A postpartum doula helps bring order to the home while mom is too tired to do so and too busy with the all-encompassing needs of a newborn baby. The postpartum doula straightens up the house, prepares nutritious meals for the mother and for Dad and the other children, if necessary.
In other words, when a mom hires a postpartum doula, she is able to have some time to physically recuperate from giving birth without having to immediately take on her full family responsibilities again. This support helps on many levels, including helping her heal and helping reduce stress to facilitate her milk coming in. This type of social support can help mitigates the feelings of the baby blues and help stop this from morphing into postpartum depression. It can be lonely being a new mom, and the nurturing presence of a postpartum doula in the house relieves the emotional stress and loneliness of the new mom.

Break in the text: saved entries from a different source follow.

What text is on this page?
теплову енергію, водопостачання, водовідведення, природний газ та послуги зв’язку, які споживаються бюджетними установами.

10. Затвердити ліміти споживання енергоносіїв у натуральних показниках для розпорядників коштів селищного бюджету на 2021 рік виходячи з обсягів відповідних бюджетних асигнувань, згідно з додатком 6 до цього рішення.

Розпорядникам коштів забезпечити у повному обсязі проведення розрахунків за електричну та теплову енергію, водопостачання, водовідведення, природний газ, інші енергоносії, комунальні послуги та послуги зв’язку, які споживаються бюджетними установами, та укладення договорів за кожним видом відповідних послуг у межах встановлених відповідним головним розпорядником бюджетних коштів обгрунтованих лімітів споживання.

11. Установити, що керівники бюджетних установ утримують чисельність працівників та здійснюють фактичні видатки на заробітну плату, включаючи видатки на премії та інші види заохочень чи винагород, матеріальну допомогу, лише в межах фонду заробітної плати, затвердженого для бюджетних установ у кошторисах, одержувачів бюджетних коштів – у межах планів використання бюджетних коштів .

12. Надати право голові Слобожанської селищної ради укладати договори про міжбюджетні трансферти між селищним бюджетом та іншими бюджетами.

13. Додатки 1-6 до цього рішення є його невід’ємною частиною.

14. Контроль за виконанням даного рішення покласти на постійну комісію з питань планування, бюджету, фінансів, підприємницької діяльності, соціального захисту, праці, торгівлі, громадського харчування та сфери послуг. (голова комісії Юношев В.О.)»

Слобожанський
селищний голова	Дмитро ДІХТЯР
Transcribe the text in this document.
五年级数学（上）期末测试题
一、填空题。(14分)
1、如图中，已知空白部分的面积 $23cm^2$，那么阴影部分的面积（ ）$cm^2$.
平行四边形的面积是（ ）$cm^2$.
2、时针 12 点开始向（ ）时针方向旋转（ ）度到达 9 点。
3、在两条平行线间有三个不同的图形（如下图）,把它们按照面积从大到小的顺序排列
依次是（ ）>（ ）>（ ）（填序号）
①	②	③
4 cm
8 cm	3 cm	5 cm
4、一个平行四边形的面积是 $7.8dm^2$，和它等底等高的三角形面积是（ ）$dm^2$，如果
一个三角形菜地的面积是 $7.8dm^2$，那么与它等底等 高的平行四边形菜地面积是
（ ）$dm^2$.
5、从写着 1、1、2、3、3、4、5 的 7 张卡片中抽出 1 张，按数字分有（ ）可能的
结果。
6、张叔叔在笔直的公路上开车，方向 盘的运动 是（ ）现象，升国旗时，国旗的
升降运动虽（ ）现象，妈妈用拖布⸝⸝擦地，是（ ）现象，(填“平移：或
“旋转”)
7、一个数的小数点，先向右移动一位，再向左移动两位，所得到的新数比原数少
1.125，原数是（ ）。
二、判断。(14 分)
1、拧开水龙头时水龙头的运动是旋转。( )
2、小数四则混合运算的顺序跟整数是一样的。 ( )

The postpartum doula can also help with referrals to professionals such as lactation consultants and therapists when necessary.
It is best to prepare for support a few months before your baby's due date. You can discuss your expectations of need and how she might fit in with your family, her fees and her schedule. Some postpartum doulas provide overnight care as well as care during the day. You can find registries of certified doulas with the organizations listed below.


Postpartum doulas are trained and certified through different organizations. Some of the larger organizations that certify postpartum doulas are: Doulas of North America (DONA), Childbirth and Postpartum Professional Association (CAPPA), and Birth Arts International (BAI).